A expedição de 15 dias mapeou toda a área do Porcupine Bank Canyon, na Irlanda, de 1.800 quilômetros quadrados, maior que o município de São Paulo. Foram usados um sistema de sonar de alta resolução e um veículo submarino controlado remotamente (ROV, na sigla em inglês).
Apesar de o cânion ter uma profundidade de até 3 mil metros, o ROV Holland I submergiu até aproximadamente 2 mil metros, onde estão os detritos mais recentes.
“As amostras colhidas pelo ROV ajudarão a entender a dinâmica desses fenômenos ao longo dos últimos 10 mil anos, que podem nos dar pistas para compreender as mudanças climáticas que estamos vivenciando agora”, disse Conti à Agência FAPESP.
Além de coletar sedimentos do fundo do cânion, ricos em detritos de corais, o veículo retirou amostras de corais vivos das paredes e do topo, que serão analisados por biólogos a fim de conhecer as espécies que habitam aquela área e seu parentesco com as de outras regiões.
O ROV fez ainda registros em vídeo das colônias de corais, que complementam o mapeamento de sonar realizado pelo navio. Dessa maneira, foi possível estabelecer uma correlação entre os mapas topográficos do cânion com as áreas colonizadas por corais.
“O cânion é um vasto sistema submarino, com penhascos quase verticais de até 700 metros e alguns lugares com até 3 mil metros de profundidade.

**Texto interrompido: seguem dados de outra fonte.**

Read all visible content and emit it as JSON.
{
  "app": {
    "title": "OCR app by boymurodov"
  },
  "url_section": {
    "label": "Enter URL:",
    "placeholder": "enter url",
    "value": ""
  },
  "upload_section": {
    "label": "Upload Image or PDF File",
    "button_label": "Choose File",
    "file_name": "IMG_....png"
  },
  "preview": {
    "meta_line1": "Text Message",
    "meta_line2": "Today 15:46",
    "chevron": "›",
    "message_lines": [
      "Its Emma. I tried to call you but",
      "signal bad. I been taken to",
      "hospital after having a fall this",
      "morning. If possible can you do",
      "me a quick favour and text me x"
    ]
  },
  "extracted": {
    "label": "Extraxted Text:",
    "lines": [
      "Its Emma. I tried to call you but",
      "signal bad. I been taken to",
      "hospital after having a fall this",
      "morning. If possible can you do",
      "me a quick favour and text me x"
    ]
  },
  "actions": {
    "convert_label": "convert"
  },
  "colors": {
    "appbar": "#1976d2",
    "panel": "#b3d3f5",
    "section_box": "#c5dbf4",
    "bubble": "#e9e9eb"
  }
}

Seria possível empilhar 10 torres Eiffel”, disse o chefe da expedição, Aaron Lim, pesquisador da School of Biological, Earth and Environmental Sciences da University College Cork (UCC), na Irlanda, em comunicado da universidade.
Estoques de gás carbônico
Diferentemente dos corais de água quente, que obtêm nutrientes por meio de um processo de simbiose com algas que vivem dentro deles (zooxanthelas), os de água fria como os do cânion Porcupine dependem do plâncton morto que desce da superfície.

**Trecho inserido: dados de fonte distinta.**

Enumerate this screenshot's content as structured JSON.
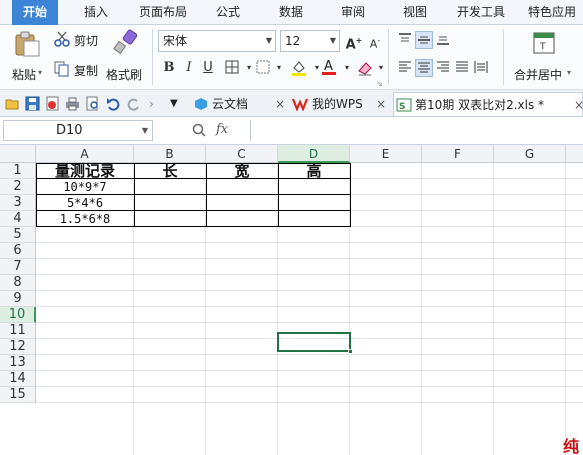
{
  "menu": {
    "tabs": [
      "开始",
      "插入",
      "页面布局",
      "公式",
      "数据",
      "审阅",
      "视图",
      "开发工具",
      "特色应用"
    ],
    "active": "开始"
  },
  "ribbon": {
    "paste_label": "粘贴",
    "cut_label": "剪切",
    "copy_label": "复制",
    "format_painter_label": "格式刷",
    "font_name": "宋体",
    "font_size": "12",
    "merge_center_label": "合并居中"
  },
  "quickbar": {
    "cloud_docs_label": "云文档",
    "my_wps_label": "我的WPS",
    "doc_tab_label": "第10期 双表比对2.xls *"
  },
  "formula_bar": {
    "name_box": "D10",
    "fx_label": "fx",
    "formula": ""
  },
  "sheet": {
    "columns": [
      "A",
      "B",
      "C",
      "D",
      "E",
      "F",
      "G"
    ],
    "rows": [
      "1",
      "2",
      "3",
      "4",
      "5",
      "6",
      "7",
      "8",
      "9",
      "10",
      "11",
      "12",
      "13",
      "14",
      "15"
    ],
    "selected_column": "D",
    "selected_row": "10",
    "header_row": [
      "量测记录",
      "长",
      "宽",
      "高"
    ],
    "data_rows": [
      [
        "10*9*7",
        "",
        "",
        ""
      ],
      [
        "5*4*6",
        "",
        "",
        ""
      ],
      [
        "1.5*6*8",
        "",
        "",
        ""
      ]
    ]
  },
  "watermark_char": "纯",
  "colors": {
    "accent_blue": "#3c84d6",
    "selection_green": "#217346"
  }
}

“Em águas profundas como essas, não há luz para que as algas façam a fotossíntese e, como as águas não são ricas o suficiente em nutrientes, os cânions são ideais porque neles as correntes marítimas são mais intensas e carregam bastante dessa matéria orgânica, que é filtrada pelos corais”, disse Conti.

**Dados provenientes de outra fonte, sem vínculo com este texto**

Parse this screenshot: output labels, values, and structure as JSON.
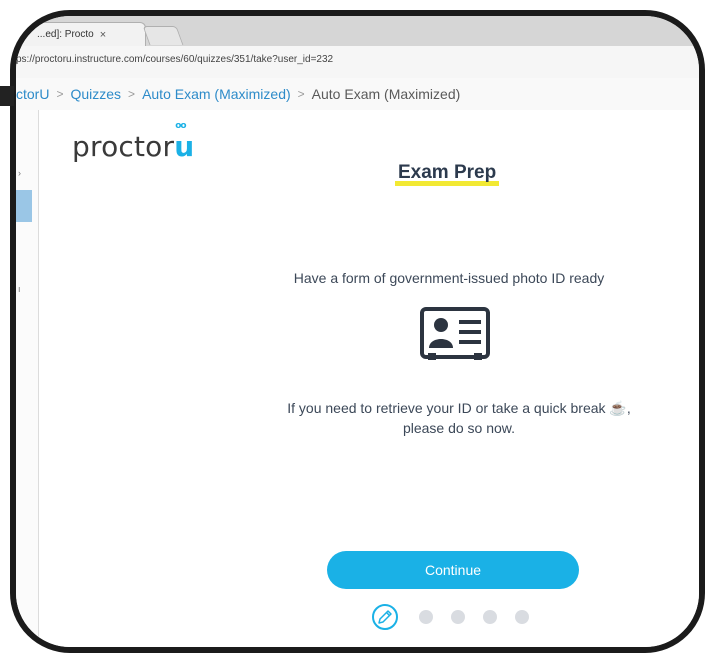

“Os corais absorvem o carbono do plâncton morto que ‘chove’ da superfície do oceano, logo, da atmosfera”, explicou Andy Wheeler, professor da UCC e do Irish Centre for Research in Applied Geosciences (iCRAG), em comunicado da universidade.
“As crescentes concentrações de CO2 na atmosfera estão causando eventos climáticos extremos. Os oceanos absorvem esse gás carbônico e os cânions são uma rota rápida para bombeá-lo para as profundezas, onde ele é estocado de forma segura”, disse Wheeler.
Com as amostras coletadas, os pesquisadores poderão eventualmente saber se as concentrações de carbono na atmosfera têm influência no crescimento das colônias de corais e na morte de porções delas. Embora o cânion estivesse estável no momento da coleta, periodicamente há algum evento violento que o faz erodir.
“É o que se chama de um evento pulsante. Em alguns lugares, como a Noruega, ocorrem verdadeiras avalanches de corais mortos nesses cânions. Em outros, há uma movimentação mais lenta, porém constante”, disse Conti.
Outro objetivo do pesquisador brasileiro era aprimorar técnicas de mapeamento, a fim de aplicá-las em projetos de pesquisa no Brasil.
“A costa brasileira ainda é pouco conhecida. O navio oceanográfico Alpha Crucis, da USP [adquirido com apoio da FAPESP], tem equipamentos adequados para o mapeamento submarino. É pouco, mas é um bom começo. A descoberta dos corais na foz do Amazonas também foi uma conquista importante”, disse Conti.
No entanto, segundo o pesquisador, faltam projetos de mapeamentos mais detalhados, como um levantamento topográfico sistemático do leito marinho brasileiro.
“A Irlanda, há 15 anos, realizou um grande programa de mapeamento de seu leito marinho. Graças a ele é que foi possível descobrir e escolher a área desse cânion como um laboratório natural”, disse. “Sem algo assim, ficamos dois passos atrás.”